Les capacités cognitives des patients victimes d’infarctus du myocarde déclinent plus rapidement dans les années qui suivent la crise cardiaque, relève cette étude de la Johns Hopkins University (Baltimore) présentée lors de la Conférence internationale sur l'AVC de l'American Stroke Association (ASA/AHA). Ces données, les premières à sensibiliser sur les conséquences cognitives possibles de l'infarctus, engagent à surveiller la santé cognitive des patients cardiaques et à prévenir les crises cardiaques pour ralentir le déclin cognitif. Ainsi, freiner la croissance de la prévalence des troubles cognitifs passe aussi par la prévention des maladies cardio et cérébrovasculaires.
Cette recherche préliminaire rappelle que « tout ce qui se passe dans le cœur et le cerveau est lié. Ainsi, la gestion des facteurs de risque cardiovasculaire est également bénéfique pour le cerveau », résume l’auteur principal, le Dr Michelle C. Johansen, professeur de neurologie cérébrovasculaire à la Johns Hopkins University.
La crise cardiaque attaque aussi le cerveau
L'étude est l'une des premières à examiner à la fois l'impact à court et à long terme d'un événement cardiaque soudain sur les capacités cognitives et mentales. Il s'agit d'une méta-analyse de 6 grandes études longitudinales, menées entre 1971 et 2017 (l’Atherosclerosis Risk in Communities Study; la Coronary Artery Risk Development in Young Adults Study; la Cardiovascular Health Study; la Framingham Offspring Study; la Multi-Ethnic Study of Atherosclerosis; la Northern Manhattan StudyAtherosclerosis Risk in Communities Study).

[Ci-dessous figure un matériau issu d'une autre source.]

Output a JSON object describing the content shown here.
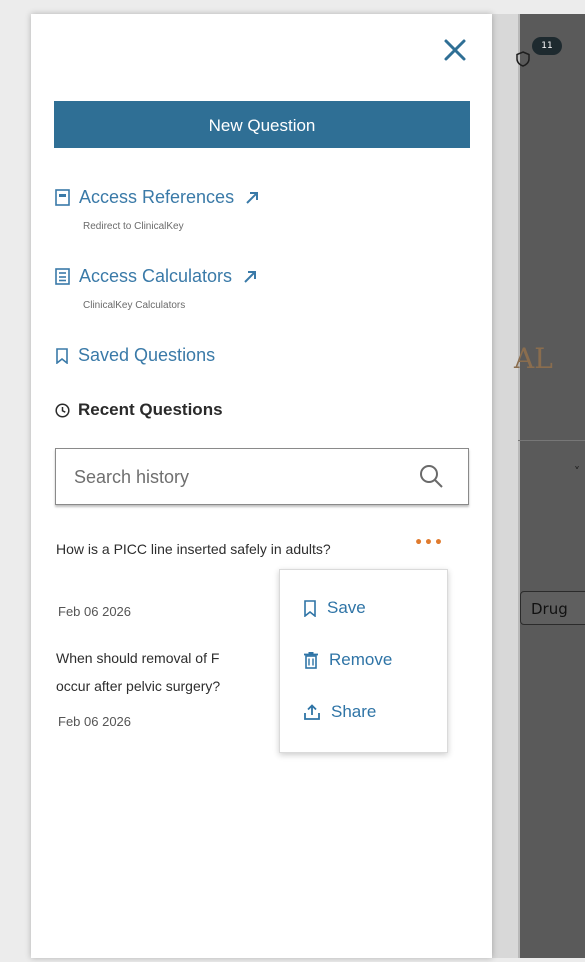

Au total, l’analyse a porté sur les données de 31.377 participants, âgés en moyenne de 60 ans au moment de la première évaluation cognitive. A l’inclusion, les participants étaient sans antécédent de crise cardiaque et sans diagnostic de démence. Les participants ayant subi un AVC durant le suivi ont été exclus (en raison de l’impact possible de l’AVC sur les performances cognituves). Enfin, les participants ont passé des tests cognitifs dans 3 domaines, la mémoire, le fonctionnement exécutif et la cognition globale. Les résultats ont été ajustés en fonction des facteurs de confusion (de déclin cognitif) possibles (facteurs sociodémographiques, facteurs de risque cardiaque et précédentes évaluations cognitives). La période de suivi médiane était de 6,4 ans. Durant le suivi, 1.047 participants ont eu une crise cardiaque.
Le déclin cognitif est une co,nséquence possible de la crise cardiaque
L’analyse constate que, par rapport aux participants n’ayant pas connu d'infarctus,
- les participants victimes de crise cardiaque ont présenté un déclin cognitif significativement plus rapide, en particulier au niveau de la mémoire, du fonctionnement exécutif et de la cognition globale dans les années qui ont suivi la crise ;
- alors que la démence est un processus lent et progressif, la crise cardiaque semble déclencher un déclin cognitif immédiat mais qui atteint « des proportions significatives plusieurs années plus tard », précisent les auteurs ;
«Il est important de savoir que le déclin cognitif est possible après une crise cardiaque et les médecins doivent gérer à la fois la maladie cardiaque des patients et rechercher simultanément des signes de démence ».
Quels mécanismes ? Il reste à mieux documenter l'association entre crise cardiaque et déclin cognitif avec d’autres recherches qui viseront à identifier les mécanismes impliqués. Mais d’ores et déjà les chercheurs évoquent plusieurs mécanismes dont :
- des dommages continus au cerveau dus à des AVC silencieux,
- les facteurs de risque communs de crise cardiaque et de démence (tabagisme et hypertension),
- ou encore, les effets de la crise cardiaque sur le risque de mini-caillots allant au cerveau et réduisant l'arrivée d’oxygène au cerveau.
Jusqu’à maintenant, les maladies cardiaques et les maladies cérébrales ont presque toujours été traitées comme 2 types de conditions distincts, alors qu’il existe bien une association entre la crise cardiaque et un déclin cognitif plus rapide. Avec des contextes de plus grande vulnérabilité, comme dans les régions du mondes qui n'ont pas accès aux médicaments contre l'hypertension et aux statines pour mieux contrôler la maladie cardiaque après l’infarctus.
« Un certain déclin cognitif fait partie du vieillissement normal cependant maintenant que nous savons qu’un certain nombre de facteurs de risque ont un impact sur la santé cardiaque et la santé cérébrale, un meilleur contrôle de ces facteurs de risque pourrait réduire simultanément la prévalence de démence et des maladies cardiaques ».